Who’s Counting?: Unsolved Math Mysteries

ByABC News
January 2, 2003, 4:15 PM

Dec. 1 -- Two years ago the Clay Mathematics Institute near Boston listed seven important questions in mathematics that have never been answered and offered a $1 million reward for the solution of any one of them.

Even the mere statements of these classic unsolved problems, which include the Riemann hypothesis, Poincaré conjecture, and the P-NP problem, are difficult to understand.

Happily, a just-published book, The Millennium Problems by Keith Devlin, makes them all considerably easier to grasp.
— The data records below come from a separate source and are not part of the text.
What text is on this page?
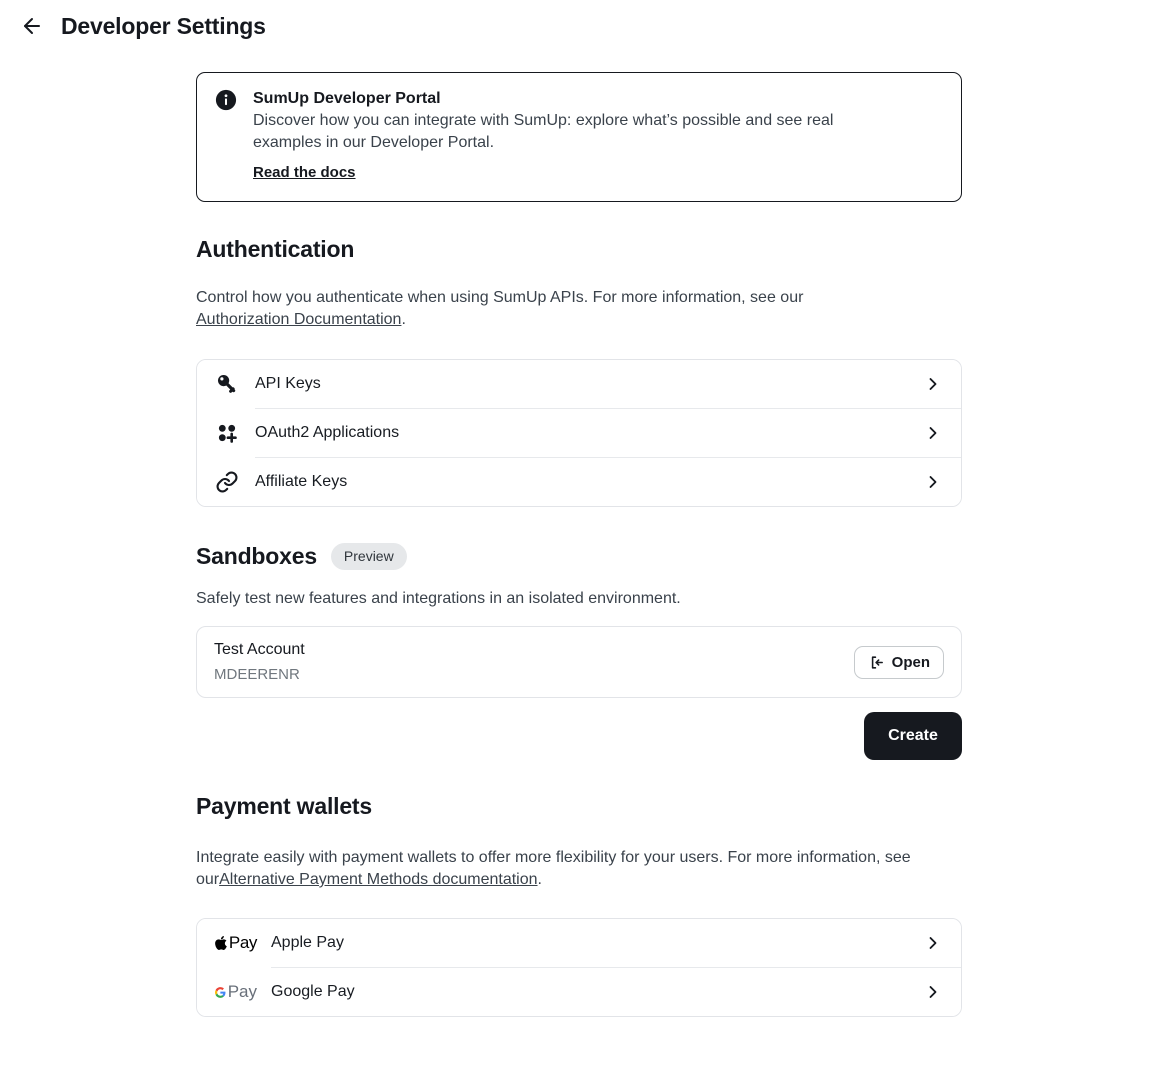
Developer Settings
SumUp Developer Portal

Discover how you can integrate with SumUp: explore what’s possible and see real examples in our Developer Portal.

Read the docs
Authentication

Control how you authenticate when using SumUp APIs. For more information, see our Authorization Documentation.

API Keys
OAuth2 Applications
Affiliate Keys
Sandboxes	Preview

Safely test new features and integrations in an isolated environment.

Test Account
MDEERENR
Open
Create
Payment wallets

Integrate easily with payment wallets to offer more flexibility for your users. For more information, see ourAlternative Payment Methods documentation.

Pay Apple Pay
Pay Google Pay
Inspired by this endeavor, I'd like here to briefly describe three unusual problems whose statements are, by contrast, quite elementary. Nevertheless, the problems have all so far resisted solution.

Why Always 4, 2, 1?

To understand the first problem, discovered by Lothar Collatz in 1937, pick any whole number you wish and subject it to the following rule. If the number is even, cut it in half, but if it is odd, multiply it by 3 and add 1. Whatever number results from this, apply the rule to it as well. If you do this over and over again, you'll notice something rather odd about the numbers that you get.
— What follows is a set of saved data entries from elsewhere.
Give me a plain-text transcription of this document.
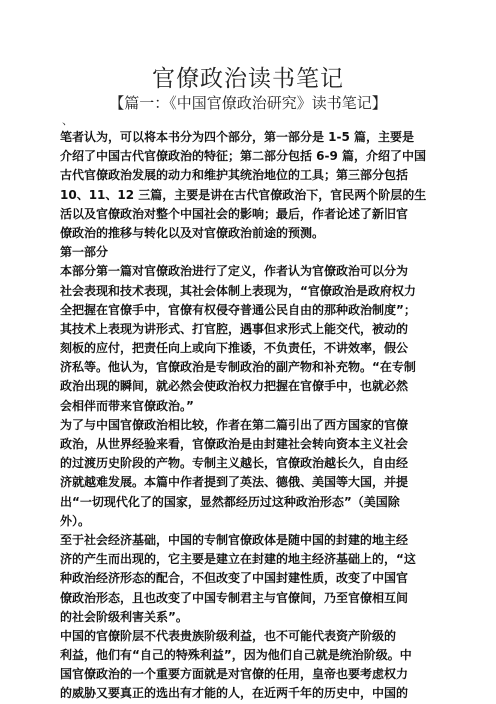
官僚政治读书笔记
【篇一：《中国官僚政治研究》读书笔记】
、
笔者认为，可以将本书分为四个部分，第一部分是 1-5 篇，主要是
介绍了中国古代官僚政治的特征；第二部分包括 6-9 篇，介绍了中国
古代官僚政治发展的动力和维护其统治地位的工具；第三部分包括
10、11、12 三篇，主要是讲在古代官僚政治下，官民两个阶层的生
活以及官僚政治对整个中国社会的影响；最后，作者论述了新旧官
僚政治的推移与转化以及对官僚政治前途的预测。
第一部分
本部分第一篇对官僚政治进行了定义，作者认为官僚政治可以分为
社会表现和技术表现，其社会体制上表现为，“官僚政治是政府权力
全把握在官僚手中，官僚有权侵夺普通公民自由的那种政治制度”；
其技术上表现为讲形式、打官腔，遇事但求形式上能交代，被动的
刻板的应付，把责任向上或向下推诿，不负责任，不讲效率，假公
济私等。他认为，官僚政治是专制政治的副产物和补充物。“在专制
政治出现的瞬间，就必然会使政治权力把握在官僚手中，也就必然
会相伴而带来官僚政治。”
为了与中国官僚政治相比较，作者在第二篇引出了西方国家的官僚
政治，从世界经验来看，官僚政治是由封建社会转向资本主义社会
的过渡历史阶段的产物。专制主义越长，官僚政治越长久，自由经
济就越难发展。本篇中作者提到了英法、德俄、美国等大国，并提
出“一切现代化了的国家，显然都经历过这种政治形态”（美国除
外）。
至于社会经济基础，中国的专制官僚政体是随中国的封建的地主经
济的产生而出现的，它主要是建立在封建的地主经济基础上的，“这
种政治经济形态的配合，不但改变了中国封建性质，改变了中国官
僚政治形态，且也改变了中国专制君主与官僚间，乃至官僚相互间
的社会阶级利害关系”。
中国的官僚阶层不代表贵族阶级利益，也不可能代表资产阶级的
利益，他们有“自己的特殊利益”，因为他们自己就是统治阶级。中
国官僚政治的一个重要方面就是对官僚的任用，皇帝也要考虑权力
的威胁又要真正的选出有才能的人，在近两千年的历史中，中国的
Let's check. Say you pick 13. Since 13 is odd, you multiply it by 3 and add 1 to get the number 40. Since 40 is even, you cut it in half to get 20. Applying the rule now to 20 gives you the number 10. Continuing in this way, you get 5, 16, 8, 4, 2, 1, 4, 2, 1, .... Note that if you get to 1, the 4, 2, 1 will repeat itself indefinitely.

The Collatz Conjecture is that no matter what number you choose, you'll always end up with 4, 2, 1, 4, 2, 1, ....
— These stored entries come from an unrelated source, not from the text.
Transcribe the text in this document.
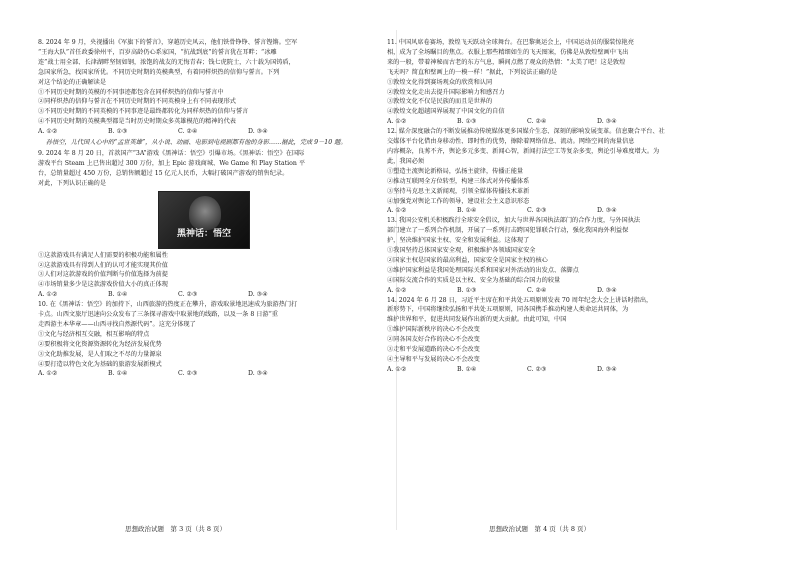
8. 2024 年 9 月，央视播出《军旗下的誓言》，穿越历史风云，他们铁骨铮铮、誓言铿锵。空军

“王海大队”首任政委徐州平，百岁高龄仍心系家国，“抗战到底”的誓言犹在耳畔；“冰雕

连”战士用全部、长津湖畔坚韧如钢，浓饱的战友的无悔青春；钱七虎院士，六十载为国铸盾，

急国家所急，找国家所优。不同历史时期的英模典型，有着同样炽热的信仰与誓言。下列

对这个结论的正确解读是

①不同历史时期的英模的不同事迹都包含在同样炽热的信仰与誓言中

②同样炽热的信仰与誓言在不同历史时期的不同英模身上有不同表现形式

③不同历史时期的不同英模的不同事迹是最终都转化为同样炽热的信仰与誓言

④不同历史时期的英模典型都是当时历史时期众多英雄模范的精神的代表

A. ①②	B. ①③	C. ②④	D. ③④

孙悟空，儿代国人心中的“孟世英雄”，从小说、动画、电影到电视剧都有他的身影……据此，完成 9－10 题。

9. 2024 年 8 月 20 日，首款国产“3A”游戏《黑神话：悟空》引爆市场。《黑神话：悟空》在国际

游戏平台 Steam 上已售出超过 300 万份，加上 Epic 游戏商城、We Game 和 Play Station 平

台，总销量超过 450 万份，总销售额超过 15 亿元人民币，大幅打破国产游戏的销售纪录。

对此，下列认识正确的是

黑神话：悟空

①这款游戏具有满足人们需要的积极功能和属性

②这款游戏具有得到人们的认可才能实现其价值

③人们对这款游戏的价值判断与价值选择为前提

④市场销量多少是这款游戏价值大小的真正体现

A. ①②	B. ①④	C. ②③	D. ③④

10. 在《黑神话：悟空》的加持下，山西旅游的热度正在攀升，游戏取景地迅速成为旅游热门打

卡点。山西文旅厅迅速向公众发布了三条探寻游戏中取景地的线路，以及一条 8 日游“重

走西游主本华章——山西寻找自然源代码”。这充分体现了

①文化与经济相互交融，相互影响的特点

②要积极将文化资源资源转化为经济发展优势

③文化助推发展，是人们取之不尽的力量源泉

④要打造以特色文化为基础的旅游发展新模式

A. ①②	B. ①④	C. ②③	D. ③④
思想政治试题　第 3 页（共 8 页）

11. 中国风席卷赛场，敦煌飞天跃动全球舞台。在巴黎奥运会上，中国运动员的服装惊艳亮

相，成为了全场瞩目的焦点。衣服上那些精细如生的飞天图案，仿佛是从敦煌壁画中飞出

来的一般，带着神秘而古老的东方气息，瞬间点燃了观众的热情：“太美了吧！这是敦煌

飞天吗？简直和壁画上的一模一样！”据此，下列说法正确的是

①敦煌文化得到赛场观众的欣赏和认同

②敦煌文化走出去提升国际影响力和感召力

③敦煌文化不仅是民族的而且是世界的

④敦煌文化超越国界展现了中国文化的自信

A. ①②	B. ①③	C. ②④	D. ③④

12. 媒介深度融合的不断发展推动传统媒体更多国媒介生态、深刻的影响发展变革。信息聚合平台、社

交媒体平台化借由身移动性、即时性的优势，擦除着网络信息、流动。网络空间的海量信息

内容概杂，良莠不齐，舆论多元多变、新闻心智，新闻打法空工等复杂多变，舆论引导难度增大。为

此，我国必须

①塑造主流舆论新格局，弘扬主旋律，传播正能量

②推动互联网全方位转型，构建三体式对外传播体系

③坚持马克思主义新闻观，引领全媒体传播技术革新

④加强党对舆论工作的领导，建设社会主义意识形态

A. ①②	B. ①④	C. ②③	D. ③④

13. 我国公安机关积极践行全球安全倡议，加大与世界各国执法部门的合作力度，与外国执法

部门建立了一系列合作机制，开展了一系列打击跨国犯罪联合行动，强化我国海外利益保

护，坚决维护国家主权、安全和发展利益。这体现了

①我国坚持总体国家安全观，积极维护各领域国家安全

②国家主权是国家的最高利益，国家安全是国家主权的核心

③维护国家利益是我国处理国际关系和国家对外活动的出发点、落脚点

④国际交流合作的实质是以主权、安全为基础的综合国力的较量

A. ①②	B. ①③	C. ②④	D. ③④

14. 2024 年 6 月 28 日，习近平主席在和平共处五项原则发表 70 周年纪念大会上讲话时指出，

新形势下，中国将继续弘扬和平共处五项原则，同各国携手推动构建人类命运共同体，为

维护世界和平，促进共同发展作出新的更大贡献。由此可知，中国

①维护国际新秩序的决心不会改变

②同各国友好合作的决心不会改变

③走和平发展道路的决心不会改变

④主导和平与发展的决心不会改变

A. ①②	B. ①④	C. ②③	D. ③④
思想政治试题　第 4 页（共 8 页）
Sometimes it takes many applications of the rule to get there; even the small number 27, for example, takes 111 steps before it reaches 1. Every number that has been tried does eventually return to 1, but it's never been mathematically proved that every number does.

How Big a Conference?

The next type of problem may be traced to a 1928 paper by British logician Frank Ramsey and has been pursued ever since by many mathematicians. It is sometimes phrased in terms of attendees at a small conference. Let's start with a special case and ask: What is the smallest number of attendees who need to be present so that it is certain that there will be at least 3 who know each other (3 mutual acqaintances) or at least 3 who don't (3 mutual strangers)?